DIA-ME is just a name for how literally everyone processes single cell DIA data. We know library free isn't as good as library. And we know that it really doesn't make sense to look for transcription factors in global single cell data. Not even the marketing releases at ASMS have claimed to get to proteins at 10 copies/cell and - oh boy - there are some slide decks from ASMS 2022 that no one has published yet...and not just because I'm reviewing every other SCP paper and limping around punching things while typing anonymous snarky things (I'd rather write snarky things where everyone knows who I am and why). So you run 100 or 200 of your cells on your super sensitive new instrument and you make a library out of that data. Maybe you do that 10 times. Then you analyze your single cells against that library. Works great. Walkthrough here for 2 popular programs. 

However - we're all largely doing that because you've got to get 1,000 proteins/cell to get your paper published in a Nature family journal. How much does using these sample specific libraries effect our results and the biological findings? 

That's the gold in the method of this paper. These authors painstakingly disect it with spike ins and different library loads and it's all very telling. They use 5 cell and 20 cell and 100 cell libraries and on and on. 

If you're interested you can read it. I'm adding it to my reference folder for later. 

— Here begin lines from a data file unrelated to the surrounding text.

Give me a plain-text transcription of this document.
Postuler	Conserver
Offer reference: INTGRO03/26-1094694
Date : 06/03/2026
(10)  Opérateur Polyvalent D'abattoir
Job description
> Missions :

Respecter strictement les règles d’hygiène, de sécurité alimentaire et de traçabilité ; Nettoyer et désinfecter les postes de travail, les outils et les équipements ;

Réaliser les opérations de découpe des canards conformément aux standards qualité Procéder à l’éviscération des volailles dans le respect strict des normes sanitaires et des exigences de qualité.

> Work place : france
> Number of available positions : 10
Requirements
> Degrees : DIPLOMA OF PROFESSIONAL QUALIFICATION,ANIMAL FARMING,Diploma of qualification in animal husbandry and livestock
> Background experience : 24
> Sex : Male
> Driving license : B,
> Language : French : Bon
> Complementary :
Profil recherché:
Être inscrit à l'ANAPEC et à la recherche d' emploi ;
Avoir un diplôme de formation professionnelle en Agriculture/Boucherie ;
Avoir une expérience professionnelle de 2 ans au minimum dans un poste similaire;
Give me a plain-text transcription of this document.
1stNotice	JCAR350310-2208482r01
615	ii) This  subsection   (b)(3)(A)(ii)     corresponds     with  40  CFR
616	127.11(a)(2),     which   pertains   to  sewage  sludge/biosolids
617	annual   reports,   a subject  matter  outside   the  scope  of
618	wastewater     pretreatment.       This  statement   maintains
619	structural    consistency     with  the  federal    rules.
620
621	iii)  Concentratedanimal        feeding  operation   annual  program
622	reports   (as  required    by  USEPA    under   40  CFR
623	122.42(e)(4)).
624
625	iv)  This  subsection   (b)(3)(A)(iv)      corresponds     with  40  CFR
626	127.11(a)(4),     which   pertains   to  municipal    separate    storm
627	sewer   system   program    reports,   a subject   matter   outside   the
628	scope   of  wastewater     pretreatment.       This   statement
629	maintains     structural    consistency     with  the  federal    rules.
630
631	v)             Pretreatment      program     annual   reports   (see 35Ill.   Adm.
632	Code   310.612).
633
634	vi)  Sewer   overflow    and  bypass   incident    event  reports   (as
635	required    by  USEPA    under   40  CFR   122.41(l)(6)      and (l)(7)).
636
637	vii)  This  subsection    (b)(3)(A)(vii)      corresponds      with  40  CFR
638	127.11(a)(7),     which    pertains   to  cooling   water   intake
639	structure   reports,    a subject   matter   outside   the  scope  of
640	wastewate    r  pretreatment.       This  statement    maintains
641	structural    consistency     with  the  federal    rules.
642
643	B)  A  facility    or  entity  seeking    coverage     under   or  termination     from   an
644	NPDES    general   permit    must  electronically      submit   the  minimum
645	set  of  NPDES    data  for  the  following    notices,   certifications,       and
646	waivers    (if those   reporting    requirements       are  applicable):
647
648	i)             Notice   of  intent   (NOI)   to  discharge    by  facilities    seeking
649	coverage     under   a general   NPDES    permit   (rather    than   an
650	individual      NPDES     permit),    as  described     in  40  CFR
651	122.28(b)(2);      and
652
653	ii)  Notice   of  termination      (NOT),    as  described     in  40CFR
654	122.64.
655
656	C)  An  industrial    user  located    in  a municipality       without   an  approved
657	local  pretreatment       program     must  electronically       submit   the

THEN - the paper gets cool. Forget the mass spec stuff - this group takes some U-2 OS cells which are one of the best studied cell lines for understanding circadian rhythm (smart! stealing this idea for some targeted stuff coming up) and they hit the cells with Interferon gamma. I don't know how to make the funny greek letter thing. 

And - no real surprise to anyone who has seen a control/dose response thing in single cells - they identify 2 very different populations of cells. In fact, the two populations appear to be almost entirely opposite in their response! There isn't as much on this as you might hope from the biology side, but it's still cool. Would we want every single one of our cells to go into a pro-inflammatory response? Probaby not! Most adult humans I know are doing everything they possibly can to reduce inflammation whenever possible because that stuff is gross and toxic. 

It drives home how important it is for eukaryotic cells that not every cell is going into a full out inflammation cascade when messed up cells derived from a cancer patient and grown in plastic since 1964(!!!) are exhibiting a bimodal response. I was snarky at the beginning of this post, but I think it's both an important and very interesting study, as well as both visually pretty and well organized.